During 2005, the Company issued 1,004,000 shares of common stock for cash of $50,200 ($0.05 per share).

In June 2006 the Company performed a 5:1 forward split of its common stock for a total of 37,120,000 shares issued and outstanding.

On October 6, 2006 the Company entered into an agreement to acquire certain mineral properties from Tara Gold Resources Corp. Terms of the agreement required the Company to issue 500,000 restricted shares of common stock of the Company.
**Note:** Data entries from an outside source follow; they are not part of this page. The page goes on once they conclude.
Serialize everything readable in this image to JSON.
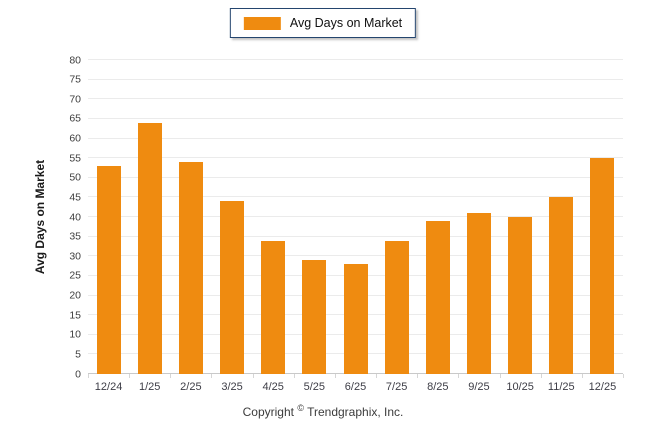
{
  "legend": {
    "label": "Avg Days on Market",
    "swatch_color": "#EF8B10"
  },
  "y_axis_title": "Avg Days on Market",
  "footer": {
    "prefix": "Copyright",
    "symbol": "©",
    "suffix": " Trendgraphix, Inc."
  },
  "colors": {
    "bar": "#EF8B10",
    "gridline": "#EBEBEB",
    "baseline": "#C9C9C9",
    "legend_border": "#24456E",
    "tick_text": "#3d3d3d"
  },
  "chart_data": {
    "type": "bar",
    "title": "",
    "series_name": "Avg Days on Market",
    "categories": [
      "12/24",
      "1/25",
      "2/25",
      "3/25",
      "4/25",
      "5/25",
      "6/25",
      "7/25",
      "8/25",
      "9/25",
      "10/25",
      "11/25",
      "12/25"
    ],
    "values": [
      53,
      64,
      54,
      44,
      34,
      29,
      28,
      34,
      39,
      41,
      40,
      45,
      55
    ],
    "xlabel": "",
    "ylabel": "Avg Days on Market",
    "ylim": [
      0,
      80
    ],
    "ytick_step": 5,
    "grid": "horizontal",
    "legend_position": "top-center",
    "bar_color": "#EF8B10"
  }
}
On October 6 the Company issued the required restricted common stock of the Company for a stock subscription price of $100,000 ($0.20 per share).

In March 2007 the Company increased the authorized capital of common stock to 500,000,000.

In March 2007 the Company performed a 2:1 forward split of its common stock for a total of 75,240,000 shares issued and outstanding.

On March 6, 2008 the Company received a surrender of 40,000,000 shares of common stock surrendered by stockholders.

On July 31, 2009 consultants to the Company contributed $40,027 of professional fees to the Company in renunciation by the consultants for payment due to the consultants by the Company.

On August 2, 2009 the Company received a non-repayable payment for an accounts payable due by the Company for a total of $3,000.

On December 7, 2009 the Company received a non-repayable payment for an accounts payable due by the Company for a total of $1,500.

F-15

RAVEN GOLD CORP.
(formerly Riverbank Resources Inc.)

(An Exploration Stage Company)

Notes to the Financial Statements
April 30, 2010 and 2009
(Stated in US Dollars)

Note 9 Income Taxes

At April 30, 2010, the Company had a net operating loss carry forward of $3,854,363 which will begin to expire in 2025. A valuation allowance has been provided for the deferred tax assets as it is uncertain whether the Company will have future taxable income.

A reconciliation of the benefit for income taxes with amounts determined by applying the statutory federal income tax rate (34%) to the loss before income taxes is as follows: 2010 2009
Benefit for income taxes computed using the

 statutory rate of 34% $ 93,906 $ 95,947
Non-deductible expense - -
Change in valuation allowance (93,906) (95,947)
 ---------------------

Provision for income taxes $ - $ -
 =====================

Significant components of the Company's deferred tax assets were as follows at April 30, 2010 and 2009.

 2010 2009
 --------------------------
Deferred tax assets and liabilities:
Tax operating loss carry forward 3,854,363 3,578,169

Valuation allowance (3,854,363) (3,578,169)
 --------------------------

Net deferred tax asset $ - $ -
 ==========================

Note 10 Subsequent Events

The Company has evaluated subsequent events through August 13, 2010, the date which the financial statements were available to be issued with no subsequent events to be reported.